Cronin went on to break the Irish indoor record in Detroit 1978, leaping, 16.27, a record which, incidentally, also remains intact today.

Upon graduating with a degree in economics the young Corkman took up a job as a trader in a French company, Louis Dreyfus Corporation, based in Portland, Oregon, though Cronin’s massive physique and athleticism drew attention from other fields.

“I was offered a trial to play as a tight end with the Seattle Seahawks and was then offered a contract but at the time the NFL wasn’t as commercially successful as it is today and didn’t pay like today, so I decided against it”.

He remains an avid American football supporter and keen athletics fan when he isn’t trading commodities from his offices in Fota, Cork.

“When I started working, I competed in a few meets on the west coast and going into 1980 I was hoping to make the Irish Olympic team.

"I was selected for the Irish Olympic squad and competed in a meet in the Staple Centre but I broke my ankle coming down on the first phase of the triple jump so that kept me out for awhile.

"I came back in 1981-82 but the demands of training and work left me having to make a choice - four more years of training or get on with work.

"It was a very hard decision as I was very focused on making the Olympics but back then there was no such thing as grants from the government that could help you out.”

There was, according to Cronin, not much of a focus on diet.

“You had the basics like staying away from the things that were bad for you but in terms of the right mixes between carbohydrates and proteins and the right amino acids like they do today, there was nothing like that.

"An awful lot of it now is very managed, so you always have reference point as to where you are in terms of your strength and your power, your flexibility, your speed.
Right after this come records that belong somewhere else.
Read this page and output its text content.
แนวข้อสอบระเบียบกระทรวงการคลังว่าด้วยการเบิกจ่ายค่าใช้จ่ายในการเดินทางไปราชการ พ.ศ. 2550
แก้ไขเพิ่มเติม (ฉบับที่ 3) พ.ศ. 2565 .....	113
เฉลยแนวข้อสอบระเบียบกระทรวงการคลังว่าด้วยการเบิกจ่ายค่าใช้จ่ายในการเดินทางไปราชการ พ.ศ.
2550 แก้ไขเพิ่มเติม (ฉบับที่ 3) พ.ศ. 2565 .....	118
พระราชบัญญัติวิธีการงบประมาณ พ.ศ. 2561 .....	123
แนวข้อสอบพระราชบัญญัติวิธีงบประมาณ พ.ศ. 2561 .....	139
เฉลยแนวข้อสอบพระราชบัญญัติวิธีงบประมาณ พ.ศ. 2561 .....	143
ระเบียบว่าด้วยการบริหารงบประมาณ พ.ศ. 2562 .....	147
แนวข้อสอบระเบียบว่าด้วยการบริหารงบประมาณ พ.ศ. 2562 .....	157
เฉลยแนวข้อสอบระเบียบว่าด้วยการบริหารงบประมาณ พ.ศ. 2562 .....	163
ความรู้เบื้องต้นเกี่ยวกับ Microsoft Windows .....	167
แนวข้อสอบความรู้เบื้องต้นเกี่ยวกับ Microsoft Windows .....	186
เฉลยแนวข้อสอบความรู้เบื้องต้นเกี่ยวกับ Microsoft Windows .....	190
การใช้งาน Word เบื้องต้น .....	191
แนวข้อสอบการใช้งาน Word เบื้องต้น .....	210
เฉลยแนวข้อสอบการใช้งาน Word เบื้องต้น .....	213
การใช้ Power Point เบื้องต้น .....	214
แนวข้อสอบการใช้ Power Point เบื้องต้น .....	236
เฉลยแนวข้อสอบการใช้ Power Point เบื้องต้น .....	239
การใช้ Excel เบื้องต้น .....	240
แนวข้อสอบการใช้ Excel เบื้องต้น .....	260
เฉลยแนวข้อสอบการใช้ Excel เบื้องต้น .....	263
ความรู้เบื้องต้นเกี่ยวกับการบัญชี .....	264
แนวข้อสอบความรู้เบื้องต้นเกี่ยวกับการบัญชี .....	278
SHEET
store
"It’s all documented, you have your diets weight training and power training. So as you go through a season, you always know when you’re progressing, whereas back then a lot of it would have been by feel. You’re feeling quicker, you’re feeling you did the work but you never really had a reference point that you could go take a look at ’well I’m getting quicker faster stronger’. You couldn’t gauge it.”

As to why the record hasn’t been broken?  “Perhaps it’s because of the toll it can take on you physically and maybe some shy away from it” - his own injury is testament to that.

But while sports science continue to make records easier to crack, there’s always raw talent to surmount.